The University Record, September 23, 1998
By Amy Reyes
News and Information Services
For children of the working poor on Detroit's east side, regular checkups, dental and vision care and other basic medical services are a luxury they can't afford. Their parents can't afford to buy them health insurance and they earn too much to qualify for Medicaid, so children fall between the cracks.
A School of Public Health-led coalition--the East Side Community Health Insurance Program for Children--seeks to enroll eligible children of the working poor into MIChild, Michigan's version of a federal program designed to insure children of the working poor whose jobs don't offer health insurance of any kind.
Coalition members include the Detroit Department of Human Services, Wolverine Human Services and the Neighborhood Service Organization, among other government, medical and grassroots groups.
While applications will be sent home with school children, an effort must be made to enroll hard-to-reach children, says Richard Lichtenstein, an associate professor of health management and policy and the coalition's coordinator.
"The idea is that government and health departments are not necessarily going to find these hard-to-reach kids. We really need to have a community-based effort to find them in their communities. We'll meet them at home or anywhere and help them fill out the MIChild form. We'll also try to identify other services the family may need,'' he says.
The School of Public Health's participation in the project is twofold. The first and foremost aspect of the project is to extend health insurance to children. The second digs deeper into the root causes of the uninsured by conducting research that will provide answers, says Lichtenstein.
Researchers will attempt to identify characteristics of uninsured children; the status of the children's health; the effect having health insurance will have on their health; how readily available medical service is for these children; and whether parents have delayed health care for their children due to lack of insurance.
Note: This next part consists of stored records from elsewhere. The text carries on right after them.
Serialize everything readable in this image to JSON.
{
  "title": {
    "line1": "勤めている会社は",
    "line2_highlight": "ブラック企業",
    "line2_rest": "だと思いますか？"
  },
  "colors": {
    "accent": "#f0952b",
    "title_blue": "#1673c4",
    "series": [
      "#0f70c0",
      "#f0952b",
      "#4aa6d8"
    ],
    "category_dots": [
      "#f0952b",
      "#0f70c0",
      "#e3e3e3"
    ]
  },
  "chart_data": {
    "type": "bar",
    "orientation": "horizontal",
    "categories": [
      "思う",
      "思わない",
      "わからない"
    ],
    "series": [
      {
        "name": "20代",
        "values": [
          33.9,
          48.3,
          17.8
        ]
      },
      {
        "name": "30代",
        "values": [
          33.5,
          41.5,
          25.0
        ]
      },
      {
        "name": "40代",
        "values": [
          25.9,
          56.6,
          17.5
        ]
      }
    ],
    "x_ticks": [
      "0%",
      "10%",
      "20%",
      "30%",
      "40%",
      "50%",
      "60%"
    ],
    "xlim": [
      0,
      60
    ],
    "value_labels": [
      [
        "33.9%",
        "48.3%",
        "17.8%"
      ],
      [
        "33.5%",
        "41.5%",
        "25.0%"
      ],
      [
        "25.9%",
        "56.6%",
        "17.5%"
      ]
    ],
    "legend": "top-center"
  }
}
The coalition will target uninsured children who live in the Detroit zip code areas of 48213, 48214 and 48215, which are neighborhoods also known by residents there as Airport, Conner, Kettering/Butzel, Mack, St. Jean and East Riverview. According to a 1996 study by U-M researchers, 8.2 percent or 2,800 of the children who reside in these neighborhoods are uninsured. Other studies indicate that the infant mortality rates in these communities hovered between 14 and 30.6 per 1,000 births compared to a national average of 8.4 per 1,000 births.
Families eligible for MIChild must earn no more than $32,000 annually for a family of four. Many families in the neighborhoods are in that category, particularly female-headed households, which make-up approximately 40 percent of the households in the targeted Detroit neighborhoods. Approximately two-thirds of the female-headed households in these sections of Detroit live below the poverty level.
The coalition's work is funded by a $50,000 grant from the Blue Cross Blue Shield of Michigan Foundation, which contributed a total of $300,000 in grants to six organizations to reach uninsured Detroit area children. The East Side Coalition also received financial support from Mercy Hospital of Detroit and the St. John Health System, also in Detroit.